Outrora, as missas eram verdadeiras, puras missas, ditas na língua mais linda que Lisinha já ouvira, cantadinha, “In nomine patris, et filii, et spiritus sancti. Amen. Laudamus te, benedicimus te, adoramus te, glorificamus te”. Lisinha sabia de cor, e dizia, corrido, o rito do missal romano. Era assim antigamente. E soava melhor. Recordava a sonoridade e a limpeza interior que a missa em latim provocava nas pessoas, domingo após domingo, “Sanctus, sanctus, sanctus, dominus deus sabaote.
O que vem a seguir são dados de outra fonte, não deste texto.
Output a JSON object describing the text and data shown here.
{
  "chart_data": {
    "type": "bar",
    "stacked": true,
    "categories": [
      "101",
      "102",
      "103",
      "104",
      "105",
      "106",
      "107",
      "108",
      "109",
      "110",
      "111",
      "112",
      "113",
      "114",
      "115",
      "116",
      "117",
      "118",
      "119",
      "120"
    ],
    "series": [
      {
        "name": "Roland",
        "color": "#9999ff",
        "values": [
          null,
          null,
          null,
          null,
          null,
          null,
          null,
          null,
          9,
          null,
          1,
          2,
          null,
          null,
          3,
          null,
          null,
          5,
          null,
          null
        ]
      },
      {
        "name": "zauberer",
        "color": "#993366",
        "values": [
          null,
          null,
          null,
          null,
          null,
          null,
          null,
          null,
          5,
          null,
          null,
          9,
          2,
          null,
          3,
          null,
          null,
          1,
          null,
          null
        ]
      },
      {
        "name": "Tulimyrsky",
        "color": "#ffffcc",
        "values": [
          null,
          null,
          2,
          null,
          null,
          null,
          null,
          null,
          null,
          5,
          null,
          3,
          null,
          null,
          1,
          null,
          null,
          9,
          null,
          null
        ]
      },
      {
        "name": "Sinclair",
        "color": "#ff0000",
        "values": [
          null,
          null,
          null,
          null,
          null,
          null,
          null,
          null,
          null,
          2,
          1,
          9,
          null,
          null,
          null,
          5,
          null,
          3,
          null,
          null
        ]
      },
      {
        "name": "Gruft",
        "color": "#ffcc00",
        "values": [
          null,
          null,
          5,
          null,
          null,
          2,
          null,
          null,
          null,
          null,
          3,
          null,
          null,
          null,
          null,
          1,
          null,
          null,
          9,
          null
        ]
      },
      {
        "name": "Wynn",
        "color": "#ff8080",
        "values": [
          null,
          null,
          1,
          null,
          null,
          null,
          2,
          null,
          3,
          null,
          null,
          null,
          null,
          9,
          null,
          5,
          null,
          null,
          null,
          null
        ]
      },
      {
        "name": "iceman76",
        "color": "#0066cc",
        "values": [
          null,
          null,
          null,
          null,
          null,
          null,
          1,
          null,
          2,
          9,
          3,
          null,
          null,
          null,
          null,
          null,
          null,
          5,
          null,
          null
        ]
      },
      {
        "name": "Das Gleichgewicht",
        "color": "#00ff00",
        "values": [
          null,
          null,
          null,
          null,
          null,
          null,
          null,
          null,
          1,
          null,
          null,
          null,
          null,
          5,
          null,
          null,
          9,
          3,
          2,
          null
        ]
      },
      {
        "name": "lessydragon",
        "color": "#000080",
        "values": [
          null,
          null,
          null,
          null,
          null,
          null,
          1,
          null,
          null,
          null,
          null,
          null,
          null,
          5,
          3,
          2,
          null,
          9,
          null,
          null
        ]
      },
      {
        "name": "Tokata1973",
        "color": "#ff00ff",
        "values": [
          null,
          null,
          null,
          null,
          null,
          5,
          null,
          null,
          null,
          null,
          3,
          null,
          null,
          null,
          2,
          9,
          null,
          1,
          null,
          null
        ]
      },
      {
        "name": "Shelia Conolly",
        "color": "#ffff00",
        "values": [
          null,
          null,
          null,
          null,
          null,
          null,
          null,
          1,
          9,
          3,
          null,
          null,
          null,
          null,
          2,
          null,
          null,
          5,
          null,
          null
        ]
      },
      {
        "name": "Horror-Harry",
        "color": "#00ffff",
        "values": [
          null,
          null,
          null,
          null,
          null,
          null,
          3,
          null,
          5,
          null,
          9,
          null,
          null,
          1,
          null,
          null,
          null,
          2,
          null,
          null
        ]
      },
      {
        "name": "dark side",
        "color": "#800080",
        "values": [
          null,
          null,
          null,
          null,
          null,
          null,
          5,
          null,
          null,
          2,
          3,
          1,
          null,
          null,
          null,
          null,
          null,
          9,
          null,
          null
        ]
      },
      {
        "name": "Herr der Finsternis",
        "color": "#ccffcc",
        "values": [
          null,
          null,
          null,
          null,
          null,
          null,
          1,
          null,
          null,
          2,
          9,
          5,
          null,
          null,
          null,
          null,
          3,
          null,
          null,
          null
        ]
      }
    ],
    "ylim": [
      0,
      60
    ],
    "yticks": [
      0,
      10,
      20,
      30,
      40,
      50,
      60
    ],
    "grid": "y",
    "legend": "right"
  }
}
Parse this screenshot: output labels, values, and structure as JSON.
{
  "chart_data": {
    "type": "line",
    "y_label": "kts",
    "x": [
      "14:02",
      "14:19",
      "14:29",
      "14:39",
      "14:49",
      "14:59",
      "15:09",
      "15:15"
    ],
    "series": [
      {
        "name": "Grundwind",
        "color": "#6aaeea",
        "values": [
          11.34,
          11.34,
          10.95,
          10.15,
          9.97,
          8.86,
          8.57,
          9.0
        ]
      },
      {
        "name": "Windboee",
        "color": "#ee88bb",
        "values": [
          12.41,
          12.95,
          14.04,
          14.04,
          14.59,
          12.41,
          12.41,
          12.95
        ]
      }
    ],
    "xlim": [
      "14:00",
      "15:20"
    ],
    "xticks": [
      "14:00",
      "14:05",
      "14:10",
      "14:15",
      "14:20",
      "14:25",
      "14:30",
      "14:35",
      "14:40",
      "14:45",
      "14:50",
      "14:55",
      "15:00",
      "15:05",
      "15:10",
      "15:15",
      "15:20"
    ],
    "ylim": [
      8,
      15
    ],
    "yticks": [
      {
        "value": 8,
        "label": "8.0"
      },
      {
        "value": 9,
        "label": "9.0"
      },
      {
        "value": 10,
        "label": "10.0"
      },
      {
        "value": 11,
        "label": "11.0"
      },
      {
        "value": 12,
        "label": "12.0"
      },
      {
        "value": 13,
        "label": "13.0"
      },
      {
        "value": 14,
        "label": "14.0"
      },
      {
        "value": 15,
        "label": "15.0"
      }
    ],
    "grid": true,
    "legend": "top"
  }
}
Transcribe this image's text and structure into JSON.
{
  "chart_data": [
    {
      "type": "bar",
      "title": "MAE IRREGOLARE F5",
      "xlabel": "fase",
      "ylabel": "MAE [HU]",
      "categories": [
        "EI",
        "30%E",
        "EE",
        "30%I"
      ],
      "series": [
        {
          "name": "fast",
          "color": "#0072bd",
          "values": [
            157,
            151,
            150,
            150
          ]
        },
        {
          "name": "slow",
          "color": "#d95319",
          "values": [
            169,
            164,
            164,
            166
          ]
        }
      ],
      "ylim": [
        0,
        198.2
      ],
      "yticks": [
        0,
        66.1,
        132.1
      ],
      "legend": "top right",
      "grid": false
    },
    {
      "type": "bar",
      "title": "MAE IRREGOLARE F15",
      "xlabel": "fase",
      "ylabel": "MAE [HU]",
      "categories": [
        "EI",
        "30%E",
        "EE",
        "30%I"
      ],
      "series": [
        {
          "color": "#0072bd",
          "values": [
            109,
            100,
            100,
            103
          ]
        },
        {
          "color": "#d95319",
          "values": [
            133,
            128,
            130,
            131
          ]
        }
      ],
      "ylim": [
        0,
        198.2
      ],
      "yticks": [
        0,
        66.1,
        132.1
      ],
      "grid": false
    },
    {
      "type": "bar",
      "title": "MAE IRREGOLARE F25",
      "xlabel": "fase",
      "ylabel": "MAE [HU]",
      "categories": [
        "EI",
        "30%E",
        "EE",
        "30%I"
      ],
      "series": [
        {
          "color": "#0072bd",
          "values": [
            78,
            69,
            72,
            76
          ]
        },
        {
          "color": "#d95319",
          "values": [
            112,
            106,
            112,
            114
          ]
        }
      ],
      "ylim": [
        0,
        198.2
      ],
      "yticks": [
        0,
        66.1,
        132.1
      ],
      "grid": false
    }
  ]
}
Hosànna in excelsis”. Isso era missa. Dava por si a repetir a litania romana, mesmo durante o noticiário. Por vezes, a sua mente entrava em divagações, mas logo se revolvia ao presente, “Sim, sim, deves limpar mesmo sozinho as sanitas, deves, sem esfregar. Deves fazer mesmo bem ao coração, eu vou já beber essas porcarias”, sobretudo durante os intervalos dos programas, quando o ruído emitido pela televisão era maior e a fazia voltar a si. Com as telenovelas era igual. Ficava no sofá até pelo menos à uma da manhã, para não perder o andamento das histórias e poder certificar-se de que os vilões acabariam claramente prejudicados, “Olha que ele está-te a enganar. Vai por o que te digo. Não acredites nele”, dormitando e acordando, “Olha que ele está feito com o outro”.
Assim adormecia muitas vezes, o seu ressonar a ecoar pela casa, como um fantasma que percorria todos os cantos, embatia nas paredes, revistava os móveis, revolvia arcas e gavetas.